言左衛門はサイコパワーをくらって落とされたのか、両手、両足を前に、腰を曲げてふき飛ばされている。
「何すんだ!」
「あなたたちを呼んだのはこのためよ。人魚捕まえてきて」
「はあっ!?」
船から見下ろす美雪に向かって、大声で怒鳴る。
美雪は手をしゅばっと上げ、
「人魚はね。男の乳首に吸いつくの。

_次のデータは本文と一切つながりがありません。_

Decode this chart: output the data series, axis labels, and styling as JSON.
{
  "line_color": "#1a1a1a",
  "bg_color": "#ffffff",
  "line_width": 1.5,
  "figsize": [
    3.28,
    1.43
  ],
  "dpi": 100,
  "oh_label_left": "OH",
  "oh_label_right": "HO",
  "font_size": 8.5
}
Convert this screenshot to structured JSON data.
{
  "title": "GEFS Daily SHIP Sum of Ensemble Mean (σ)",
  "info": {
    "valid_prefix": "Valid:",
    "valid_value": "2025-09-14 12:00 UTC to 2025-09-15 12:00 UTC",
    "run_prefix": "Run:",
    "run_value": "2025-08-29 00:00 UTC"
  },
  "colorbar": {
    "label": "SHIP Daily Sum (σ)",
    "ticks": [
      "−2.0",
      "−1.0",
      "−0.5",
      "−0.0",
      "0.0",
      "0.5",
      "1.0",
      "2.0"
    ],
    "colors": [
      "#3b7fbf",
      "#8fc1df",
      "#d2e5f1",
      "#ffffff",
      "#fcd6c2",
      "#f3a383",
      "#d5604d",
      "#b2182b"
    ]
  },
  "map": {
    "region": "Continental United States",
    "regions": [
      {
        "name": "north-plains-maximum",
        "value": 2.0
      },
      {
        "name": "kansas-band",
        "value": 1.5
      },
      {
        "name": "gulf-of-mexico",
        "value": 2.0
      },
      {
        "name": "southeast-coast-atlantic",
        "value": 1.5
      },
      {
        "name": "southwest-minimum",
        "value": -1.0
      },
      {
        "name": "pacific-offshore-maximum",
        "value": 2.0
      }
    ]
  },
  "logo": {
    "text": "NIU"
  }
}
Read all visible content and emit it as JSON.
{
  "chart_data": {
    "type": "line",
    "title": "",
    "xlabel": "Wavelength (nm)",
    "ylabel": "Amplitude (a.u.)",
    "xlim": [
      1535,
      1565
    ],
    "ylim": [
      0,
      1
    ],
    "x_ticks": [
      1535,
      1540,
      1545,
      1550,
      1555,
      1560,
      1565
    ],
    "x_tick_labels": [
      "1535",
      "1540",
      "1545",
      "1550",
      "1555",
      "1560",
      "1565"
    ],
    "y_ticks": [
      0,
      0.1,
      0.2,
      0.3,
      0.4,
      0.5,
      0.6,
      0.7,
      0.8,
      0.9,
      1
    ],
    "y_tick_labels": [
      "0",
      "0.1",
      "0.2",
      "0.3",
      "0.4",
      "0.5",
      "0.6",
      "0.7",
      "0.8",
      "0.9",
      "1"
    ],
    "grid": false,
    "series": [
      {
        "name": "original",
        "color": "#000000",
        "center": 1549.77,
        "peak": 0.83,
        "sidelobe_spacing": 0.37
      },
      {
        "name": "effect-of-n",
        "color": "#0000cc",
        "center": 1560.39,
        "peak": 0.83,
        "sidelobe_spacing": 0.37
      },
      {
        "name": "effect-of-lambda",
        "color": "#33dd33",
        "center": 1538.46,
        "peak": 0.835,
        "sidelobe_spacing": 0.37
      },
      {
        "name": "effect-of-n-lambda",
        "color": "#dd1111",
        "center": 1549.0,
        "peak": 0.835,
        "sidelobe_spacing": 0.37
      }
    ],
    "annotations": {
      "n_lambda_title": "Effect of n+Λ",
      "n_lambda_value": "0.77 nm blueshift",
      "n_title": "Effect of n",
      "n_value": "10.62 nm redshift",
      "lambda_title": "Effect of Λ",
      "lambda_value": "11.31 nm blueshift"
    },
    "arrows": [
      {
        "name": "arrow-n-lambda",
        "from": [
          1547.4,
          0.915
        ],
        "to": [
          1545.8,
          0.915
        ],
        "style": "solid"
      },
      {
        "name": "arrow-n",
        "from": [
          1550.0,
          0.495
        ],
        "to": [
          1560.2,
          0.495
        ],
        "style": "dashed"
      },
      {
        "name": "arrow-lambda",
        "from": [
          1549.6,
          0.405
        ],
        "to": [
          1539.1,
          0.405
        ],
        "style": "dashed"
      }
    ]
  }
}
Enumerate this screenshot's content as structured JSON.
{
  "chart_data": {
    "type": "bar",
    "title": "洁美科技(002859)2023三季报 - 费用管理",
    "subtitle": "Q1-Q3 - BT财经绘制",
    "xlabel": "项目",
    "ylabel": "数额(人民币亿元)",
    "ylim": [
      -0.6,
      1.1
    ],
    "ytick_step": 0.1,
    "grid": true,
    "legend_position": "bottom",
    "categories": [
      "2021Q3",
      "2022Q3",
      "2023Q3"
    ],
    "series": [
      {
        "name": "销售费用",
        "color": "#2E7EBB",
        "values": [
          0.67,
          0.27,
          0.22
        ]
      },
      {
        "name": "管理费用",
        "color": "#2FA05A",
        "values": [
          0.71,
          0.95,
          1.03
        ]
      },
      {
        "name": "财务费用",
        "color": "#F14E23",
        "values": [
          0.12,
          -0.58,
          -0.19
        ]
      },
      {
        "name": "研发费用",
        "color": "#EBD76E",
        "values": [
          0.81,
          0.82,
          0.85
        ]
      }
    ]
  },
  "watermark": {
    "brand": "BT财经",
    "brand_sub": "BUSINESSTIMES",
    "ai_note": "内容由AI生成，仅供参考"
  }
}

じゃ、頼んだわよ!」
「門平君! 宮本君! ありがと! 絶対に捕まえてね!」
何かを勘違いしてるであろうリアナが真剣な表情で言う。
「人魚なんているか! 俺たちを船に乗せろ!」
「あはははははははっ!! 捕まえてごらんなさい!!」
「船に追いつけるかぁぁぁぁぁぁっ!」
狂ったように笑いながら、美雪とリアナを乗せた船が、海に飲まれ消えていく。